As has been shown, the printing speed can be at a thermal transfer Druckeinrich invention device compared to devices with only one printhead be doubled, with maximum flexibility is offered, since all Para meters can be specified by the control device and therefore changes easily and in any way e.g. B. by means of a data processing device can be performed. Because each printhead only the next but one line prints is next to a print speed increase in addition at correspond appropriate data storage capacity the generation of in Direction of transport allows for any length of printed images light. If a print head fails, it is also safe asked that nevertheless a recognizable printed image ent is there because the printhead that is still working creates a half-resolution raster image. So that is in a postage stamp printer with a fiction appropriate printing device after such a fault still ascertainable whether the postage fee has been paid is.
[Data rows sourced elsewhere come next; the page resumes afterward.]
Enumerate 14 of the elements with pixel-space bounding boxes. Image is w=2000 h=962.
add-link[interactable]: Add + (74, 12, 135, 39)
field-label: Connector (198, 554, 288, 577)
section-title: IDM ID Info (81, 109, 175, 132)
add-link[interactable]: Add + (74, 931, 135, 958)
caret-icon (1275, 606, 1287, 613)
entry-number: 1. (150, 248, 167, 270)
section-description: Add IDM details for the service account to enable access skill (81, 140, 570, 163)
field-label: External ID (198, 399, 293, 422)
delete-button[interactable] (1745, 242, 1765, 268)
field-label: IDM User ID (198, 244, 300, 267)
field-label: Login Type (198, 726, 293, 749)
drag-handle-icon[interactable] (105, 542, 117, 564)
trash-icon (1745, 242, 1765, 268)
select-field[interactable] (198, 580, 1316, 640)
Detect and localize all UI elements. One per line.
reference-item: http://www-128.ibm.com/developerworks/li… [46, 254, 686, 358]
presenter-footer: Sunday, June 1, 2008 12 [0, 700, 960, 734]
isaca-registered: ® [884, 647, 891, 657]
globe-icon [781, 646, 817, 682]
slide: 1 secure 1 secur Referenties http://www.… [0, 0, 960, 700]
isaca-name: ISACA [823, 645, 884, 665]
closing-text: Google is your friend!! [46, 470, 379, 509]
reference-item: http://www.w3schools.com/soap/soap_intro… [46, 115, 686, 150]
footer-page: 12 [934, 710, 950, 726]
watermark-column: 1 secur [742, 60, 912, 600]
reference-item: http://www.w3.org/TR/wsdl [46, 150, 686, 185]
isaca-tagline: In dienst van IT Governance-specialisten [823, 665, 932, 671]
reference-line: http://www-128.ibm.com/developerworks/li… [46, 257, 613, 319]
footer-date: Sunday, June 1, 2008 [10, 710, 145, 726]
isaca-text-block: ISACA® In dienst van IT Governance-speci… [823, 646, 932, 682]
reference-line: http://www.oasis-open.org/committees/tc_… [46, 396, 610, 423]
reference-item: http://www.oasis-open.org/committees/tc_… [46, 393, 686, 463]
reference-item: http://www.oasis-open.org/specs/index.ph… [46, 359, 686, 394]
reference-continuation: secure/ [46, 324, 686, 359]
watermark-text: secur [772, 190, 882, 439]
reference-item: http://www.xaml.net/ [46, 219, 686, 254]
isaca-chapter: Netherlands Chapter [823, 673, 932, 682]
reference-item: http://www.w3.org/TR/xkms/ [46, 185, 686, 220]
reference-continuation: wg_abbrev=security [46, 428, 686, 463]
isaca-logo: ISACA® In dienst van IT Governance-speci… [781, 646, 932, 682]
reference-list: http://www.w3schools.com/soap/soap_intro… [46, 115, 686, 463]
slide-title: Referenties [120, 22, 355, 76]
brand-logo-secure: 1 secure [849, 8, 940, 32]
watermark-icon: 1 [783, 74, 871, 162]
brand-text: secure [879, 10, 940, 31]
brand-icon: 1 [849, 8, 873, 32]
Finally, without changes in equipment by Ver reducing the printing speed and reducing the Column spacing increases the resolution of the printed images be what by changing the corresponding Parame ter in the control device to cause without further notice ken is. If an optimal resolution is sought, so can also be provided that the pressure elements of the two printheads in the direction of their print bars be offset by half a pressure element distance.

Claims (7)

1. thermal transfer printing device for a postage stamp printer,
with two printing stations at which a recording medium can be printed in a grid-like manner during a transport movement in order to produce a print image composed of these prints from columns lying transversely to the transport direction,
characterized in that two identical, the columns of the printed image in each case from each other was an integer multiple of the raster division generating thermal transfer print heads ( 2 , 3 ) under control of a control device ( 14 , 15 ) two raster images offset by a raster division in the transport direction Print with a column spacing equal to twice the grid pitch. 2. Thermal transfer printing device according to claim 1, characterized in that the thermal transfer printing heads ( 2 , 3 ) a element common to them Druckdruck element ( 1 ) under approximately matching, to the Flächennor paint the record carrier ( 4 ) opposite angles of inclination face each other and each have on the recording medium ( 4 ) in the direction of the column th arranged side by side printing elements. 3. Thermal transfer printing device according to claim 1 or 2, characterized in that in the control device ( 14 , 15 ) a central control unit ( 14 ) stored in a data memory ( 15 ), coded print data for the print heads ( 2 , 3 ) , feeds the latter and the print heads ( 2 , 3 ) are activated as a function of the respective position of the recording medium ( 4 ) determined by a displacement sensor ( 18 ). 4. Thermal transfer printing device according to one of claims 1 to 3, characterized in that the mutual distance between the respectively by the two print heads ( 2 , 3 ) generated th columns is equal to an odd multiple of the grid pitch and that after changes in position of the recording medium ( 4 ) both print heads ( 2 , 3 ) are activated by two grid divisions. 5. Thermal transfer printing device according to one of claims 1 to 3, characterized in that the mutual spacing of the respectively generated by the two print heads ( 2 , 3 ) th columns is equal to an even multiple of the raster division and that after changes in position of the recording medium ( 4 ) one of the two print heads ( 2 , 3 ) is activated by one grid division. 6. Thermal transfer printing device according to claim 4, characterized in that both print heads ( 2 , 3 ) are activated in succession. 7. Thermal transfer printing device according to one of claims 1 to 6, characterized in that the print heads ( 2 , 3 ) in the direction of their pressure bars ( 2 ', 3 ') are offset by half a pressure element distance from each other.